The VSS Administrator program provides tools for managing your VSS users by specifying access rights for individual users or individual VSS projects in the VSS database.
To truly secure your database, however, you must use Windows integrated security to restrict access to the VSS folders by setting sharing and security permissions for those folders. As shown in the following diagram, your shared VSS database is only as secure as the shared network folder in which it is located.
Follow the database lockdown procedures to strengthen the Windows security by setting or changing sharing permissions for the database folder when you create a database or add or delete VSS users. Otherwise, a malicious user on the network can easily circumvent the transparent wall of VSS user Rights and Assignments. Do not rely on VSS to secure your data: even read-only VSS users can delete a VSS database from a shared network folder to which they have access.
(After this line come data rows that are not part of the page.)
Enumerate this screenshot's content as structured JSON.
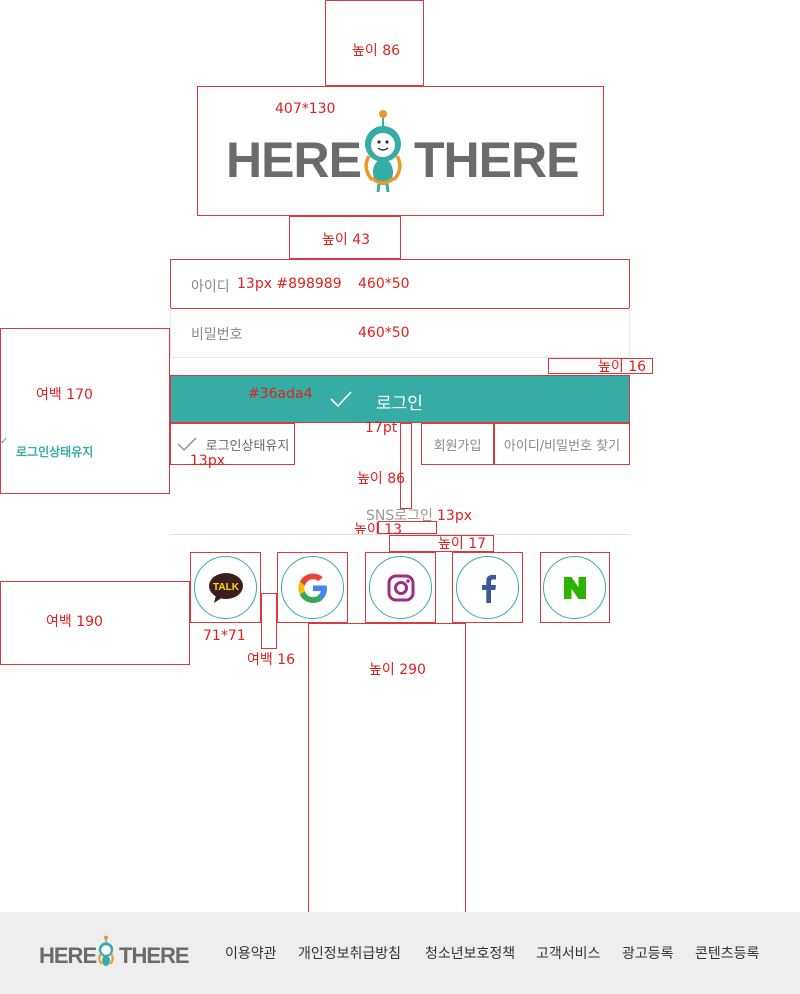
{
  "annotations": {
    "top_height": "높이 86",
    "logo_size": "407*130",
    "gap_height": "높이 43",
    "input_note": "13px #898989",
    "id_size": "460*50",
    "pw_size": "460*50",
    "height_16": "높이 16",
    "margin_170": "여백 170",
    "color_note": "#36ada4",
    "font_17pt": "17pt",
    "font_13px_left": "13px",
    "height_86": "높이 86",
    "sns_font": "13px",
    "height_13": "높이 13",
    "height_17": "높이 17",
    "margin_190": "여백 190",
    "icon_size": "71*71",
    "margin_16": "여백 16",
    "height_290": "높이 290"
  },
  "logo": {
    "left": "HERE",
    "right": "THERE"
  },
  "login_form": {
    "id_label": "아이디",
    "password_label": "비밀번호",
    "login_button": "로그인",
    "keep_login": "로그인상태유지",
    "keep_login_side": "로그인상태유지",
    "signup": "회원가입",
    "find_account": "아이디/비밀번호 찾기"
  },
  "sns": {
    "title": "SNS로그인",
    "kakao_text": "TALK"
  },
  "footer": {
    "logo_left": "HERE",
    "logo_right": "THERE",
    "links": [
      "이용약관",
      "개인정보취급방침",
      "청소년보호정책",
      "고객서비스",
      "광고등록",
      "콘텐츠등록"
    ]
  },
  "colors": {
    "accent": "#36ada4",
    "annotation": "#e02020",
    "input_text": "#898989",
    "logo_gray": "#6b6b6b"
  }
}
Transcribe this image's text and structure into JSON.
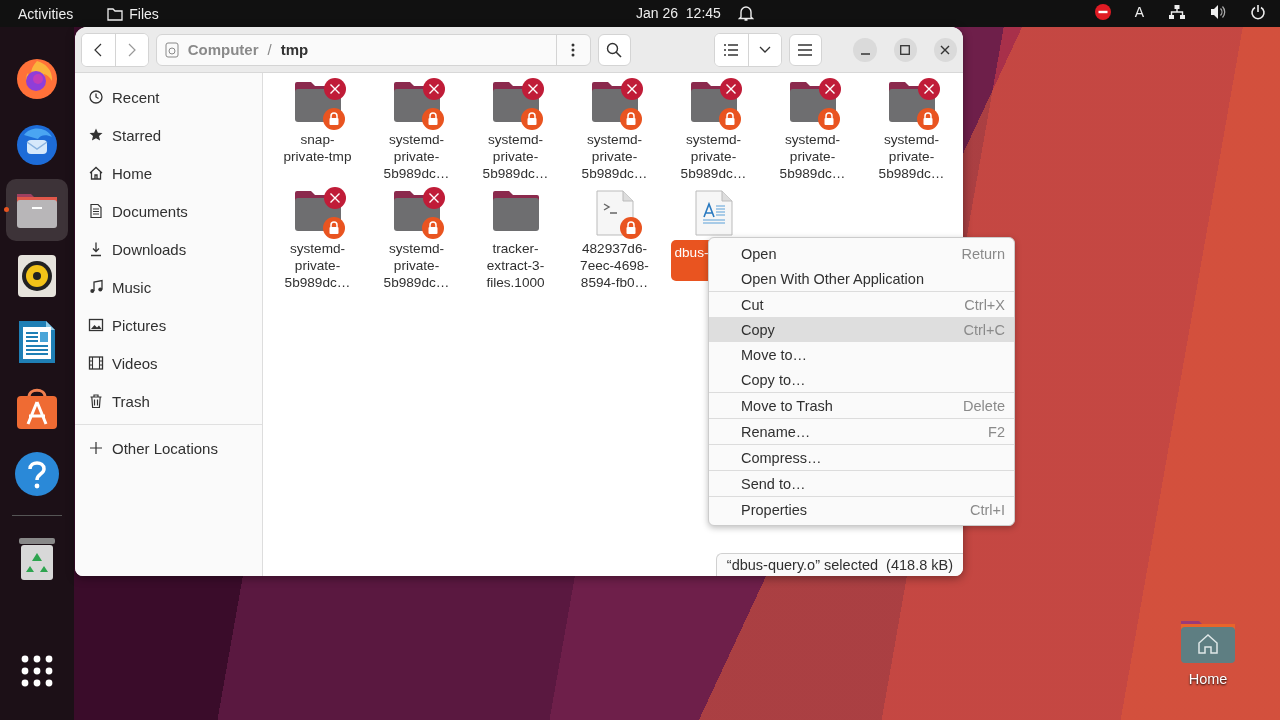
{
  "top_bar": {
    "activities": "Activities",
    "app_name": "Files",
    "clock": "Jan 26  12:45",
    "keyboard_layout": "A"
  },
  "dock": [
    {
      "kind": "firefox",
      "selected": false
    },
    {
      "kind": "thunderbird",
      "selected": false
    },
    {
      "kind": "files",
      "selected": true
    },
    {
      "kind": "rhythmbox",
      "selected": false
    },
    {
      "kind": "writer",
      "selected": false
    },
    {
      "kind": "software",
      "selected": false
    },
    {
      "kind": "help",
      "selected": false
    },
    {
      "kind": "trash",
      "selected": false
    },
    {
      "kind": "apps",
      "selected": false
    }
  ],
  "window": {
    "path": [
      {
        "label": "Computer",
        "selected": false
      },
      {
        "label": "tmp",
        "selected": true
      }
    ],
    "path_separator": "/"
  },
  "sidebar": {
    "items": [
      {
        "label": "Recent",
        "kind": "recent"
      },
      {
        "label": "Starred",
        "kind": "starred"
      },
      {
        "label": "Home",
        "kind": "home"
      },
      {
        "label": "Documents",
        "kind": "documents"
      },
      {
        "label": "Downloads",
        "kind": "downloads"
      },
      {
        "label": "Music",
        "kind": "music"
      },
      {
        "label": "Pictures",
        "kind": "pictures"
      },
      {
        "label": "Videos",
        "kind": "videos"
      },
      {
        "label": "Trash",
        "kind": "trash"
      }
    ],
    "other": {
      "label": "Other Locations",
      "kind": "other"
    }
  },
  "files": [
    {
      "name": "snap-private-tmp",
      "kind": "folder",
      "no_access": true,
      "locked": true,
      "selected": false
    },
    {
      "name": "systemd-private-5b989dc…",
      "kind": "folder",
      "no_access": true,
      "locked": true,
      "selected": false
    },
    {
      "name": "systemd-private-5b989dc…",
      "kind": "folder",
      "no_access": true,
      "locked": true,
      "selected": false
    },
    {
      "name": "systemd-private-5b989dc…",
      "kind": "folder",
      "no_access": true,
      "locked": true,
      "selected": false
    },
    {
      "name": "systemd-private-5b989dc…",
      "kind": "folder",
      "no_access": true,
      "locked": true,
      "selected": false
    },
    {
      "name": "systemd-private-5b989dc…",
      "kind": "folder",
      "no_access": true,
      "locked": true,
      "selected": false
    },
    {
      "name": "systemd-private-5b989dc…",
      "kind": "folder",
      "no_access": true,
      "locked": true,
      "selected": false
    },
    {
      "name": "systemd-private-5b989dc…",
      "kind": "folder",
      "no_access": true,
      "locked": true,
      "selected": false
    },
    {
      "name": "systemd-private-5b989dc…",
      "kind": "folder",
      "no_access": true,
      "locked": true,
      "selected": false
    },
    {
      "name": "tracker-extract-3-files.1000",
      "kind": "folder",
      "no_access": false,
      "locked": false,
      "selected": false
    },
    {
      "name": "482937d6-7eec-4698-8594-fb0…",
      "kind": "script",
      "no_access": false,
      "locked": true,
      "selected": false
    },
    {
      "name": "dbus-",
      "kind": "document",
      "no_access": false,
      "locked": false,
      "selected": true
    }
  ],
  "context_menu": [
    [
      {
        "label": "Open",
        "shortcut": "Return",
        "selected": false
      },
      {
        "label": "Open With Other Application",
        "selected": false
      }
    ],
    [
      {
        "label": "Cut",
        "shortcut": "Ctrl+X",
        "selected": false
      },
      {
        "label": "Copy",
        "shortcut": "Ctrl+C",
        "selected": true
      },
      {
        "label": "Move to…",
        "selected": false
      },
      {
        "label": "Copy to…",
        "selected": false
      }
    ],
    [
      {
        "label": "Move to Trash",
        "shortcut": "Delete",
        "selected": false
      }
    ],
    [
      {
        "label": "Rename…",
        "shortcut": "F2",
        "selected": false
      }
    ],
    [
      {
        "label": "Compress…",
        "selected": false
      }
    ],
    [
      {
        "label": "Send to…",
        "selected": false
      }
    ],
    [
      {
        "label": "Properties",
        "shortcut": "Ctrl+I",
        "selected": false
      }
    ]
  ],
  "status": "“dbus-query.o” selected  (418.8 kB)",
  "desktop_icons": [
    {
      "label": "Home",
      "kind": "home-folder"
    }
  ]
}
Visual SourceSafe Security Architecture
The VSS user Rights and Assignments that you set in the VSS Administrator program are independent of Windows sharing permissions for the VSS database folder. The VSS user name and password are used by VSS for user management and accessing VSS. The VSS user name is used to manage users' rights and assignments in the VSS Administrator program and it identifies the user at logon, in history information, and in files reports. Users can log on to VSS using the user name and password. VSS creates and keeps track of an initialization file, Ss.ini, for each VSS user that contains settings to customize that user's VSS environment.